Z!: I’m definitely looking forward to reading it. In college I took a class on progressive rock, we only covered the big bands like King Crimson, Yes, Rush, Jethro Tull etc. Those bands are very different. I remember emailing my teacher all the time asking him stupid questions like, ‘is Tool progressive rock?’ Is it possible to define what makes a band or artist progressive?

JW: Not by sound and I think that is one of the problems I tackle in the book. I don’t think it is a sound or style, I think it is an approach or an application of a bunch of eclectic influences and unusual ideas maybe. It’s a little bit hard to define; it’s certainly hard to wrap up in one umbrella. The bands you mentioned, the prog rock bands, those bands were all progressive in their time, none of them sound alike, but if you listened to music in the 80’s and 90’s there were bands trying to copy their sound. They were mislabeled as progressive. You can’t copy Dream Theater or copy King Crimson or copy Rush and be progressive yourself. That is antithetical to what the word progressive really means.

Z!: That kind of leads into my next question, what kind of influence do these bands have on each other?

JW: If you’re talking about progressive metal you get in trouble again because it’s such a wide scope. You might have one band like Symphony X on one side of progressive metal spectrum and then you might have a band like Voivod on the other end of that and they really are nothing alike. I don’t imagine they rubbed shoulders or have any real influence on each other. I think each individual progressive metal band probably is drawing from influences that are unlike any other progressive bands set of influences.

Z!: Rush day is coming up and progressive music was around before Rush, but what stamp did Rush put on Progressive music?

JW: I really think that they were the first band, and you could argue that King Crimson did this as well, but I think Rush really merged progressive rock, they were very Yes influenced, if you listen to “By Tor and the Snow Dog” off of “Fly By Night,” that is very much pointing to Yes’ “Relayer” album. Rush very much had a progressive rock influence that they wore on their sleeve at the time, but they had this sturdier, more metallic foundation. If you listen to early Rush, it’s right up there with Black Sabbath and Judas Priest with having that metal sound. What I think Rush did was synthesize these two things in a direct way than any band had done in the past. I think there are Sabbath albums that have some progressive tendencies, even early Judas Priest have some progressive tendencies. Rush really merged these two things. I think they’re really the best example of the first really true progressive metal band.

Z!: When did you discover Rush and how did that experience affect you?

JW: I can never forget that. I’m 42 now and in 1981 when “Moving Pictures” had just come out, I was 11 or 12 years old. I was really into video games, the arcade games, “Space Invaders,” “Centipede” “Asteroids” all that kind of stuff. I was always at this local restaurant that had these games and they had a jukebox.
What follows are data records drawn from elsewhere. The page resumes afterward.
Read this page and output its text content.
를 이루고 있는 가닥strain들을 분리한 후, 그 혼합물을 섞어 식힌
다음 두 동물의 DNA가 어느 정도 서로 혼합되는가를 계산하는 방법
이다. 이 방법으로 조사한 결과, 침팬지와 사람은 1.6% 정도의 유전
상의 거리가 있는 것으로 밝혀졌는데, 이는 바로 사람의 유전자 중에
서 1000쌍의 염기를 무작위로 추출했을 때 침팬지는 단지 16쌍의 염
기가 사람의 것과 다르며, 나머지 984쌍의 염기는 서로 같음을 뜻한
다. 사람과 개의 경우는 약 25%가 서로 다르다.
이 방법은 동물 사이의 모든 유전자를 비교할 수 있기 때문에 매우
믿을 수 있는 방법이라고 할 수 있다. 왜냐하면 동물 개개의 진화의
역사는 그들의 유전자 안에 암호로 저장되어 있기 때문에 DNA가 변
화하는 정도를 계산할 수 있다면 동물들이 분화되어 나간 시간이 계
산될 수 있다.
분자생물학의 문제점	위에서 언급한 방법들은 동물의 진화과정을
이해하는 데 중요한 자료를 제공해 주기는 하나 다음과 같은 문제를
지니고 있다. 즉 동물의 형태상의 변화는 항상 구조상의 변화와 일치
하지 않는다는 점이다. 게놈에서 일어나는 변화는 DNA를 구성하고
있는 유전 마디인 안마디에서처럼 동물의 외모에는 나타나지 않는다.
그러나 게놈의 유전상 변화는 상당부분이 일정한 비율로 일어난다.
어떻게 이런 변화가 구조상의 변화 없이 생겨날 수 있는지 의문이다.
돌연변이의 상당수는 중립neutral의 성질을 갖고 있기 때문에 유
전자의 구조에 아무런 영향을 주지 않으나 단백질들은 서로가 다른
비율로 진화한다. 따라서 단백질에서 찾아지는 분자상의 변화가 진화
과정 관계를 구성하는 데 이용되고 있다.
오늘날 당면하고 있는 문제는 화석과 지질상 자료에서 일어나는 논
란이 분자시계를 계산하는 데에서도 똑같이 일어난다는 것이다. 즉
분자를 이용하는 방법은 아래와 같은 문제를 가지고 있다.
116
I remember getting really absorbed in one of these games and “Tom Sawyer” came on the jukebox. It just blew my mind. At that time I was listening to FM radio and I had grown up on Kiss, AC/DC and Judas Priest. When I heard “Tom Sawyer” and I was all absorbed as a kid playing video games and being into Sci Fi books at that time. I was the total 11 years old nerd right there. It just struck a chord. I got “Moving Pictures” and it remains my favorite album of all time. From there on I was just absorbed in Rush and have followed them ever since.

Z!: Rush was definitely successful, but now they’re one of the biggest bands in the world. They seemed to kind of gradually get there rather than just having one…”Moving Pictures” was big, but it wasn’t like the “Black Album” or “Back in Black.” What’s been the key to their success and popularity?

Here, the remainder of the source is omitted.